Bien qu'il n'y ait aucune confirmation de missiles assistés par la Russie étant déployés, les informations s'alignent avec le schéma plus large de coopération militaire entre la Russie et l'Iran.

Les réactions du marché suggèrent une probabilité accrue d'un affrontement militaire entre l'OTAN et la Russie, avec une légère hausse des prix du marché liés à cette révélation.

Les observateurs surveillent de près toute réponse officielle de la Russie ou de l'Iran concernant ces documents divulgués, car les développements de leur relation militaire pourraient influencer davantage les perceptions de la stabilité régionale.

FAQ

Pourquoi l'Iran a-t-il fermé le détroit d'Ormuz ?

L'Iran a fermé le détroit d'Ormuz jusqu'à ce que les États-Unis remplissent leurs obligations d'un accord de juin, comme l'a déclaré le président du parlement iranien Mohammad Bagher Ghalibaf.

Quelle est l'importance du détroit d'Ormuz ?

Le détroit d'Ormuz est un passage critique pour les expéditions mondiales de pétrole et constitue un point focal des tensions géopolitiques qui affectent les dynamiques du commerce international.

Comment la fermeture du détroit a-t-elle affecté les négociations entre les États-Unis et l'Iran ?

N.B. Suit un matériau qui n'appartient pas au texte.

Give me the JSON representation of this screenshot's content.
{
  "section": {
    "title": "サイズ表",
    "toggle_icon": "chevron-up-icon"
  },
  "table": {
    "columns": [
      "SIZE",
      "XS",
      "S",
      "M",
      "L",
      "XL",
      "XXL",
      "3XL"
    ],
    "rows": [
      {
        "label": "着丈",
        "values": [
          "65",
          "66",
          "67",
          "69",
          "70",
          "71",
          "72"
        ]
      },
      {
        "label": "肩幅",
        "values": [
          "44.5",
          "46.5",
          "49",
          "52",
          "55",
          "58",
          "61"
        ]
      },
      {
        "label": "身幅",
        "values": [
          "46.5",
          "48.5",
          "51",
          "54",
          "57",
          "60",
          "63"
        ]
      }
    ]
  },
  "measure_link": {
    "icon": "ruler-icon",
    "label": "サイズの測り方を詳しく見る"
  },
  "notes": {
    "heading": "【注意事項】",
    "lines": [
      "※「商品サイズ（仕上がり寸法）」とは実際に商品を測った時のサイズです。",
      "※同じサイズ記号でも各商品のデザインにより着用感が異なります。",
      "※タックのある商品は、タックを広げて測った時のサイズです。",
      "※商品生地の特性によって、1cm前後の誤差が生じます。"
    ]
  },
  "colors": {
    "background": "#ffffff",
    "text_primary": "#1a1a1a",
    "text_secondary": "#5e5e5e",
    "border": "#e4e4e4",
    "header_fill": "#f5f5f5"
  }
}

L'annonce de Ghalibaf a réduit la probabilité d'un accord entre les États-Unis et l'Iran pour rétablir le trafic à travers le détroit, les prix du marché indiquant une diminution de 25 % de la probabilité d'un accord.

Quelles sont les conséquences potentielles de la fermeture ?

La fermeture complique les efforts diplomatiques plus larges et peut entraîner des escalades supplémentaires ou des postures militaires, impactant les perceptions du marché et les relations internationales.

Que devrions-nous surveiller dans les semaines à venir concernant cette situation ?

Les réponses de l'administration américaine, les interventions diplomatiques potentielles des acteurs régionaux et les déclarations de figures clés seront cruciales pour déterminer la direction des négociations et le sentiment du marché.